Three days after city council members closed the Palestine Athletic Complex, a local judge ruled they acted without due process and ordered it reopened.

A writ granted Thursday to Carey McKinney, president of the Anderson County Football League, has unlocked the gates to the complex – at least for now.

Judge James Westley granted McKinney the writ of re-entry, including all buildings, gates, fields, and parking lots in the complex, after McKinney argued he was evicted without due process.

McKinney and the ACFL entered into a lease agreement Monday, paying the city more than $900 for use of the facility.
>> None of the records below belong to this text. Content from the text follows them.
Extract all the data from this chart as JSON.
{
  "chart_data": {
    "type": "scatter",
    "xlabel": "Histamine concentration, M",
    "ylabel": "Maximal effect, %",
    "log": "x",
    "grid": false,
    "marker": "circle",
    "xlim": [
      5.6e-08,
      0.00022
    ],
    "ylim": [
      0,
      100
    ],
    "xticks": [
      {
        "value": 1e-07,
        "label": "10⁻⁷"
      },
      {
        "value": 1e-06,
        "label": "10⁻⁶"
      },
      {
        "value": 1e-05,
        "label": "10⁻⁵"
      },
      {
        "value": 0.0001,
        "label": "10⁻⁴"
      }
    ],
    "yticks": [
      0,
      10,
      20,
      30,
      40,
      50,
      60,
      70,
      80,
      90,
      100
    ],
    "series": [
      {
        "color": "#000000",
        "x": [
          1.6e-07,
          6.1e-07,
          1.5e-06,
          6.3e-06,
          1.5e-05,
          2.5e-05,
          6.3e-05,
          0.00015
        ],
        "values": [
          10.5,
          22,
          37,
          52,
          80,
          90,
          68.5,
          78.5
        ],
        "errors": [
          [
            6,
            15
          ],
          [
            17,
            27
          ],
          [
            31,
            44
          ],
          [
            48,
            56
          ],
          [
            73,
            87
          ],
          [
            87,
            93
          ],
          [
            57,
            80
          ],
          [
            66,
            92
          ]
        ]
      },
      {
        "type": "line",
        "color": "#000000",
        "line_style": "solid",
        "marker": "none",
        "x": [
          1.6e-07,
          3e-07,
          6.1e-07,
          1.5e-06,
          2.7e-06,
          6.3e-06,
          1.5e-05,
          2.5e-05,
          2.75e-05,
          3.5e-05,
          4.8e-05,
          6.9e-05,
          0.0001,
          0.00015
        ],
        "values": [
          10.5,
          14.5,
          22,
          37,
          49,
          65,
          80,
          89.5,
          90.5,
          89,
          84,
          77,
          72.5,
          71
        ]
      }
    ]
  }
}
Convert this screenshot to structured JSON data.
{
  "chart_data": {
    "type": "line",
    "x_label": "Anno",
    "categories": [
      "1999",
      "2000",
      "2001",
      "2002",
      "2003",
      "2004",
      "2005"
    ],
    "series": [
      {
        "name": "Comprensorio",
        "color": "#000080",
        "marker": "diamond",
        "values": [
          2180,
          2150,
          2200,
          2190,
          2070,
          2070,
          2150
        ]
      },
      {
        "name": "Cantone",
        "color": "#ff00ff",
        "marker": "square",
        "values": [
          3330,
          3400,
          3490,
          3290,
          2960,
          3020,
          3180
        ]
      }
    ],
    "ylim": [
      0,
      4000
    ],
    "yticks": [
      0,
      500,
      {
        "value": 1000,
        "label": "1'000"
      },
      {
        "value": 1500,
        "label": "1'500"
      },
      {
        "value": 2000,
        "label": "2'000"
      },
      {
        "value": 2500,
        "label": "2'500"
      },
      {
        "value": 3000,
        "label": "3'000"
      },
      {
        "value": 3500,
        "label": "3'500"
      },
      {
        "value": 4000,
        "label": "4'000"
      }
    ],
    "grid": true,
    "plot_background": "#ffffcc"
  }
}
That was one day before city council voted to close it to the public, citing its non-compliance with the federal Americans with Disabilities Act.

In addition to the leasing fee, the ACFL invested roughly $4,000 in uniforms and equipment, plus $2,100 for insurance the city required.

“It's unfortunate we had to go to court like this,” McKinney told the Herald-Press Thursday. “If people would just take the time to sit down and talk things out, a lot can be accomplished.”

Resident Michael Ivy, who uses a wheelchair, sued the city in June. This week, Ivy's attorneys said Ivy made multiple attempts to talk to the city last year.

In August of 2018, Ivy wanted to discuss options for putting the complex into compliance with federal law over several years. After nine months without a response, Ivy took his case to court, his attorneys said.

Palestine Youth Athletic Association member, and administrator of the Facebook page “Save the Complex!” Ashley DeLeon agreed, saying city officials don't communicate with residents.

“They keep claiming transparency,” she said. “If they were transparent, they'd have the common courtesy of communicating with us.”

DeLeon, a mother of 4 sons who all play baseball at the complex, said she's happy McKinney knew the proper steps to take.

“He knows the law,” she said. “I'm glad he was here to stand up for the kids.”

The city has eight days to request a hearing in writing, after which the case would be heard within one week.

Failure to request a hearing could result in a judgment against the city.

A copy of the writ was also served to City Manager Leslie Cloer, who declined to comment Thursday because she hadn't reviewed the document with city attorneys.

James Boltz, a 17-year ACFL coach, said he was ready to roll.

“Its mostly awesome for the kids,” he told the Herald-Press. “Time for us to hit the fields and get started back up.”